Moore Park Ravine begins just south of Moore Avenue and ends with the open space of the Don River valley. Adjoining Mount Pleasant Cemetery, the first portion of the ravine from Moore Avenue to Heath Street (c. 1890s Clarence Avenue) was known as Spring Valley and was marketed by the Toronto Belt Line Railway Company as such with the name also applied to the creek.

The creek and the ravine is considered one of the best nature walks in Toronto.

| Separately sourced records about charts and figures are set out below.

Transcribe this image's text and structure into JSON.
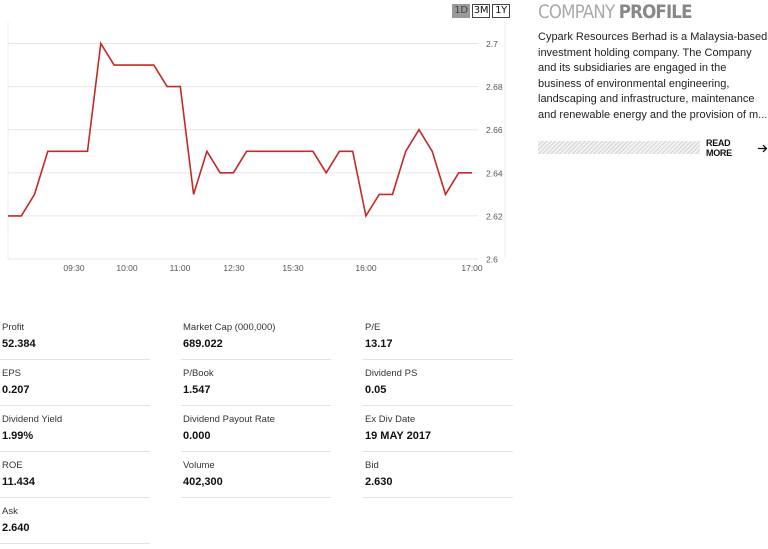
{
  "range_tabs": [
    {
      "label": "1D",
      "active": true
    },
    {
      "label": "3M",
      "active": false
    },
    {
      "label": "1Y",
      "active": false
    }
  ],
  "chart_data": {
    "type": "line",
    "title": "",
    "xlabel": "",
    "ylabel": "",
    "x_ticks": [
      "09:30",
      "10:00",
      "11:00",
      "12:30",
      "15:30",
      "16:00",
      "17:00"
    ],
    "y_ticks": [
      2.6,
      2.62,
      2.64,
      2.66,
      2.68,
      2.7
    ],
    "ylim": [
      2.6,
      2.71
    ],
    "series": [
      {
        "values": [
          2.62,
          2.62,
          2.63,
          2.65,
          2.65,
          2.65,
          2.65,
          2.7,
          2.69,
          2.69,
          2.69,
          2.69,
          2.68,
          2.68,
          2.63,
          2.65,
          2.64,
          2.64,
          2.65,
          2.65,
          2.65,
          2.65,
          2.65,
          2.65,
          2.64,
          2.65,
          2.65,
          2.62,
          2.63,
          2.63,
          2.65,
          2.66,
          2.65,
          2.63,
          2.64,
          2.64
        ],
        "color": "#c62828"
      }
    ],
    "grid": true,
    "y_axis_side": "right"
  },
  "profile": {
    "title_light": "COMPANY ",
    "title_strong": "PROFILE",
    "description": "Cypark Resources Berhad is a Malaysia-based investment holding company. The Company and its subsidiaries are engaged in the business of environmental engineering, landscaping and infrastructure, maintenance and renewable energy and the provision of m...",
    "read_more": "READ MORE"
  },
  "stats": [
    {
      "label": "Profit",
      "value": "52.384"
    },
    {
      "label": "Market Cap  (000,000)",
      "value": "689.022"
    },
    {
      "label": "P/E",
      "value": "13.17"
    },
    {
      "label": "EPS",
      "value": "0.207"
    },
    {
      "label": "P/Book",
      "value": "1.547"
    },
    {
      "label": "Dividend PS",
      "value": "0.05"
    },
    {
      "label": "Dividend Yield",
      "value": "1.99%"
    },
    {
      "label": "Dividend Payout Rate",
      "value": "0.000"
    },
    {
      "label": "Ex Div Date",
      "value": "19 MAY 2017"
    },
    {
      "label": "ROE",
      "value": "11.434"
    },
    {
      "label": "Volume",
      "value": "402,300"
    },
    {
      "label": "Bid",
      "value": "2.630"
    },
    {
      "label": "Ask",
      "value": "2.640"
    }
  ],
  "colors": {
    "line": "#c62828",
    "grid": "#e6e6e6",
    "axis_text": "#555555"
  }
}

=== Don Valley Brick Works ===
The creek enters into the Don River valley at the Don Valley Brick Works, where its flow bifurcates through or adjacent to the ponds, and then re-converges shortly before exiting into the Don River south of Bayview Avenue. The ponds serve to hold and provide biological filtration for the inflow from Mud Creek prior to discharge into the Don River, and is part of Toronto's storm-water management strategy. Due to the geology and depth of the ravine, erosion and foresting work has been ongoing to preserve its integrity as well as the Beltline Trail that runs through it.

== Popular references ==
A pivotal scene in Margaret Atwood's novel Cat's Eye was set in Mud Creek near the Heath Street footbridge, where the protagonist describes wading into it:

The water of the creek is cold and peaceful, it comes straight from the cemetery, from the graves and their bones.